On Wednesday, June 19, Debra Naylor, a descendant of Maryland 400 veterans Alexander and Nicholas Nailor, and one of her co-authors Frank Robinson will be visiting the Maryland State Archives at noon to discuss their book The Naylors of Woodborough. This book is a collection of research of the local family’s 350-year history that now serves as the primary source for Naylor information in America. One of Debra Naylor’s ancestors is a soldier that I spent the better part of a year working on – Alexander Nailor. 
Alexander Nailor was a sergeant in the Ninth Company of the First Maryland Regiment under Captain George Stricker. Originally from Prince George’s County, MD, he later moved to Frederick County, MD, which is how I learned about him.
In the spring of 2018 at Washington College, I took a special topics history course that was offered by Adam Goodheart entitled “Finding the 400.” As part of the class, each of us were assigned a soldier of the Maryland 400 and were tasked to write his biography as our final. I was assigned Nailor as my soldier.
As part of the class, we took a trip to the Maryland State Archives to start researching our soldiers. I learned that not only did Alexander Nailor have connections to Frederick County, but a lot of research had already been done on him by Debra Naylor and another descendant Joseph Doyle, which gave me a jumpstart on his story.

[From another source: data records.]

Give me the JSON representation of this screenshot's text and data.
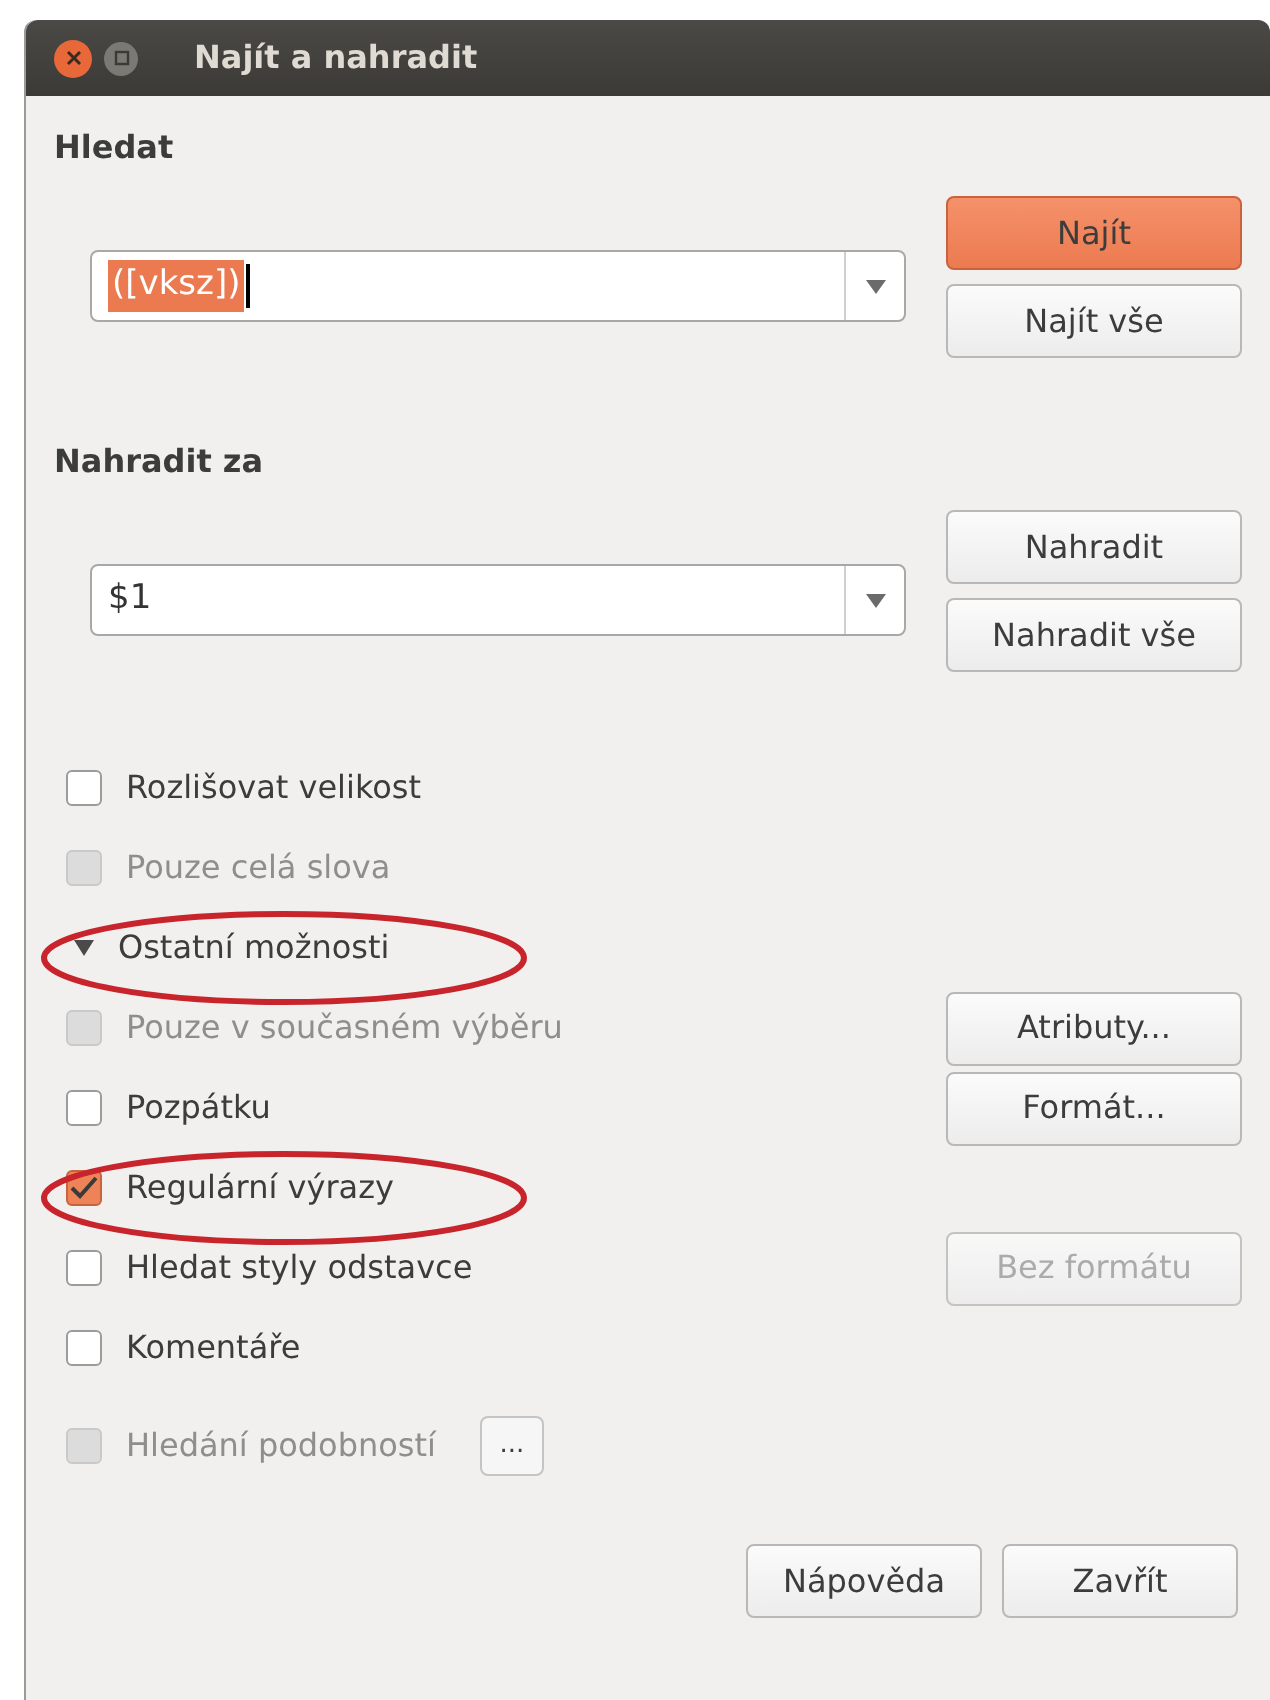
{
  "window": {
    "title": "Najít a nahradit"
  },
  "search": {
    "heading": "Hledat",
    "value": "([vksz])",
    "value_selected": true,
    "buttons": [
      {
        "label": "Najít",
        "primary": true
      },
      {
        "label": "Najít vše",
        "primary": false
      }
    ]
  },
  "replace": {
    "heading": "Nahradit za",
    "value": "$1",
    "value_selected": false,
    "buttons": [
      {
        "label": "Nahradit",
        "primary": false
      },
      {
        "label": "Nahradit vše",
        "primary": false
      }
    ]
  },
  "options": [
    {
      "kind": "checkbox",
      "label": "Rozlišovat velikost",
      "checked": false,
      "disabled": false,
      "circled": false
    },
    {
      "kind": "checkbox",
      "label": "Pouze celá slova",
      "checked": false,
      "disabled": true,
      "circled": false
    },
    {
      "kind": "expander",
      "label": "Ostatní možnosti",
      "expanded": true,
      "circled": true
    },
    {
      "kind": "checkbox",
      "label": "Pouze v současném výběru",
      "checked": false,
      "disabled": true,
      "circled": false,
      "button": {
        "label": "Atributy...",
        "disabled": false
      }
    },
    {
      "kind": "checkbox",
      "label": "Pozpátku",
      "checked": false,
      "disabled": false,
      "circled": false,
      "button": {
        "label": "Formát...",
        "disabled": false
      }
    },
    {
      "kind": "checkbox",
      "label": "Regulární výrazy",
      "checked": true,
      "disabled": false,
      "circled": true
    },
    {
      "kind": "checkbox",
      "label": "Hledat styly odstavce",
      "checked": false,
      "disabled": false,
      "circled": false,
      "button": {
        "label": "Bez formátu",
        "disabled": true
      }
    },
    {
      "kind": "checkbox",
      "label": "Komentáře",
      "checked": false,
      "disabled": false,
      "circled": false
    },
    {
      "kind": "checkbox",
      "label": "Hledání podobností",
      "checked": false,
      "disabled": true,
      "circled": false,
      "inline_button": "..."
    }
  ],
  "footer_buttons": [
    "Nápověda",
    "Zavřít"
  ]
}
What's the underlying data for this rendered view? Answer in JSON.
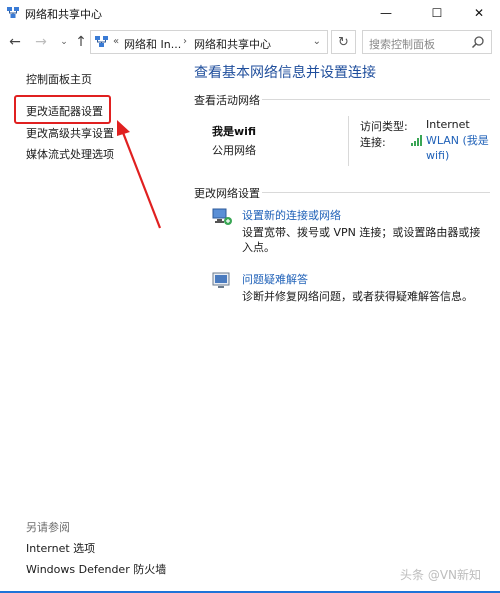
{
  "window": {
    "title": "网络和共享中心",
    "minimize": "—",
    "maximize": "☐",
    "close": "✕"
  },
  "nav": {
    "back": "←",
    "forward": "→",
    "recent": "⌄",
    "up": "↑",
    "address_segments": [
      "网络和 In...",
      "网络和共享中心"
    ],
    "address_separator": "«",
    "chevron": "›",
    "address_dropdown": "⌄",
    "refresh": "↻",
    "search_placeholder": "搜索控制面板"
  },
  "sidebar": {
    "items": [
      {
        "label": "控制面板主页"
      },
      {
        "label": "更改适配器设置"
      },
      {
        "label": "更改高级共享设置"
      },
      {
        "label": "媒体流式处理选项"
      }
    ],
    "see_also_label": "另请参阅",
    "see_also": [
      {
        "label": "Internet 选项"
      },
      {
        "label": "Windows Defender 防火墙"
      }
    ]
  },
  "main": {
    "title": "查看基本网络信息并设置连接",
    "active_networks_header": "查看活动网络",
    "network": {
      "name": "我是wifi",
      "type": "公用网络",
      "access_type_label": "访问类型:",
      "access_type_value": "Internet",
      "connection_label": "连接:",
      "connection_value": "WLAN (我是wifi)"
    },
    "change_settings_header": "更改网络设置",
    "tasks": [
      {
        "icon": "network-setup-icon",
        "link": "设置新的连接或网络",
        "desc": "设置宽带、拨号或 VPN 连接；或设置路由器或接入点。"
      },
      {
        "icon": "troubleshoot-icon",
        "link": "问题疑难解答",
        "desc": "诊断并修复网络问题，或者获得疑难解答信息。"
      }
    ]
  },
  "watermark": "头条 @VN新知",
  "colors": {
    "link": "#1f61b8",
    "title": "#1f4e9c",
    "highlight": "#e02020",
    "accent": "#1e73d8"
  }
}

After working through the research that was already conducted about him, I began placing him in the post-Revolutionary War period and his civilian life, which brought him to Frederick County.
As a native of Frederick County myself, I knew where to look and who to ask for information about Nailor. During a research session I discovered that one of his children was baptized at the Evangelical Lutheran Church in Frederick, which is still standing in downtown Frederick. I happened to be going home that weekend, so I thought I would stop by to ask about the record I found online.
The Evangelical Lutheran Church in Frederick was the first church in Frederick County. As part of their genealogical work, they hold a parish records book that contains lists of baptisms, weddings, confirmations, and deaths, among others, that dates back to the 1700s. When I arrived to the church, I saw their record book and the mention of Nailor’s son Samuel’s baptism in 1788.
After placing him in the larger context of the Revolutionary War and Frederick County history, I submitted my final and thought I was done with him. As chance would have it, as a Washington College Explore America intern at the Maryland State Archives, I was given the chance to edit his biography and published it on the “Finding the Maryland 400” research blog.
The experience of researching Nailor and Frederick County left such an impact on me that it will be a part of my history thesis at Washington College in which I analyze how Revolutionary War veterans helped to shape the structure and development of Frederick County.
Thank you to Debra Naylor and Joseph Doyle for their extensive research on Alexander Nailor, and I look forward to the presentation next week.
 There were many different spellings of the last name “Nailor” in the Revolutionary War records, but “Nailor” was the most common spelling that I found from the period.